In the next sentence she said, “people began to fear that algorithms were taking control of America’s politics.” That does seem to be true, but it’s because people have no idea what an algorithm is.

Let’s go back to her definition. She says, correctly, that “an algorithm helps us with long division.” You break down the division of a large number into a series of smaller divisions on subsets of its digits. Are you “taking control of America’s politics” when you do that? I’m pretty sure Brown would say no.

To her credit, the article is about algorithm panic, the absurd claims that politicians and pundits make about evil algorithms. She refers to bills that “would discourage or outright disallow digital entities from using algorithms to determine what users see.” But she could have answered them with one simple fact: You can’t do software without algorithms! A bill that outlawed algorithms would outlaw software.

Let me break that down a bit. Your computer can’t boot up without algorithms. You can’t interact with a browser without algorithms. It can’t connect to the Internet without algorithms. It can’t securely (or even insecurely) log you in without algorithms. Ban algorithms, and you’ve turned computers into doorstops.

Brown claims, “A world without algorithms would mean kids (and everyone else) encountering more offensive or questionable content,” meaning content on the Internet. No. A world without algorithms would be a world without an Internet, if not a world where we’d be stuck in the Neolithic age. (Ancient Greek mathematicians developed numerous algorithms that are important to basic measurement tasks. Algorithms get their name from a thirteenth-century mathematician, Muḥammad ibn Mūsā al-Khwārizmī.)

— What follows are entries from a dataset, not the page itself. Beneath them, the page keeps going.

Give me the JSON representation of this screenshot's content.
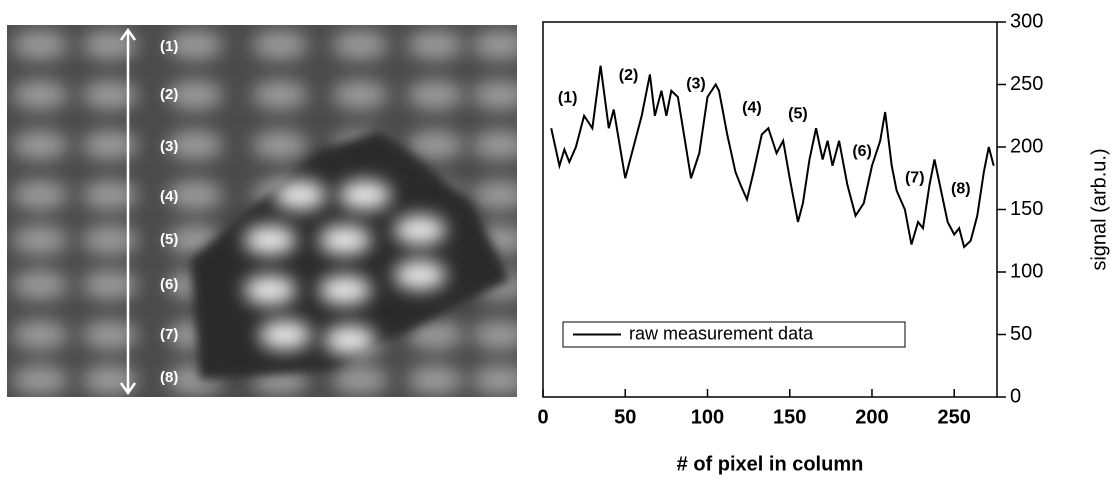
{
  "image": {
    "labels": [
      "(1)",
      "(2)",
      "(3)",
      "(4)",
      "(5)",
      "(6)",
      "(7)",
      "(8)"
    ]
  },
  "chart_data": {
    "type": "line",
    "x_label": "# of pixel in column",
    "y_label": "signal  (arb.u.)",
    "x": [
      5,
      10,
      13,
      16,
      20,
      25,
      30,
      35,
      40,
      43,
      50,
      55,
      60,
      65,
      68,
      72,
      75,
      78,
      82,
      90,
      95,
      100,
      105,
      107,
      112,
      117,
      120,
      124,
      128,
      133,
      137,
      142,
      146,
      150,
      155,
      158,
      162,
      166,
      170,
      173,
      176,
      180,
      185,
      190,
      195,
      200,
      205,
      208,
      212,
      215,
      220,
      224,
      228,
      231,
      235,
      238,
      242,
      246,
      250,
      253,
      256,
      260,
      264,
      268,
      271,
      274
    ],
    "series": [
      {
        "name": "raw measurement data",
        "color": "#000000",
        "values": [
          215,
          185,
          198,
          188,
          200,
          225,
          215,
          265,
          215,
          230,
          175,
          200,
          225,
          258,
          225,
          245,
          225,
          245,
          240,
          175,
          195,
          240,
          250,
          245,
          210,
          180,
          170,
          158,
          180,
          210,
          215,
          195,
          205,
          175,
          140,
          155,
          190,
          215,
          190,
          205,
          185,
          205,
          170,
          145,
          155,
          185,
          205,
          228,
          185,
          165,
          150,
          122,
          140,
          135,
          170,
          190,
          165,
          140,
          130,
          135,
          120,
          125,
          145,
          180,
          200,
          185
        ]
      }
    ],
    "annotations": [
      {
        "text": "(1)",
        "x": 15,
        "y": 239
      },
      {
        "text": "(2)",
        "x": 52,
        "y": 257
      },
      {
        "text": "(3)",
        "x": 93,
        "y": 250
      },
      {
        "text": "(4)",
        "x": 127,
        "y": 231
      },
      {
        "text": "(5)",
        "x": 155,
        "y": 226
      },
      {
        "text": "(6)",
        "x": 194,
        "y": 196
      },
      {
        "text": "(7)",
        "x": 226,
        "y": 175
      },
      {
        "text": "(8)",
        "x": 254,
        "y": 166
      }
    ],
    "xlim": [
      0,
      276
    ],
    "xticks": [
      0,
      50,
      100,
      150,
      200,
      250
    ],
    "ylim": [
      0,
      300
    ],
    "yticks": [
      0,
      50,
      100,
      150,
      200,
      250,
      300
    ],
    "y_axis_side": "right",
    "legend": "lower left",
    "grid": false
  }
}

A legitimate question is what information selection and ordering algorithms should take into account. The focus should be on the inputs, not on the fact of using an evil a190r1thm. Should what you’ve previously read affect it? Should the semantic content? The author? What your friends are reading? What other sites you’ve visited?

Another question is what metrics the software should try to generate. Should it measure an article’s supposed truthfulness? Which nation or political party it favors? The extent to which it matches the reader’s interests?

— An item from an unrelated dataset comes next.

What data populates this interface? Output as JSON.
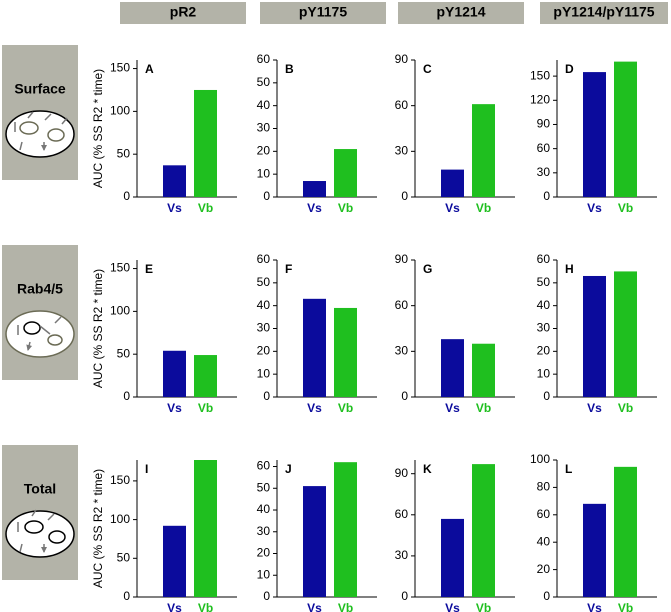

Selection software that uses all those inputs and metrics takes control away from the user. I would rather read what matches the criteria I’ve set for my feed, in chronological order. (Mastodon does that.) But the debate should be over what information the algorithms use, not over algorithms vs. … randomly slapped-together code, I guess. That’s the only alternative, and it’s already too popular. It wouldn’t surprise me if there are student activists demanding that algorithms not be taught in computer science courses.

Attacking algorithms because they can be used for bad purposes is like attacking design drawings because Russia can use them to produce military weapons. If we didn’t have design drawings, we couldn’t have goods made to exact tolerances. If we didn’t have algorithms, we couldn’t have software that does tasks of any complexity.

Brown is far from the only offender, and she at least makes half an effort to point out that algorithms aren’t some kind of evil black magic. But in the end she concedes too much to the ignorant, and it especially galls me to see that in Reason.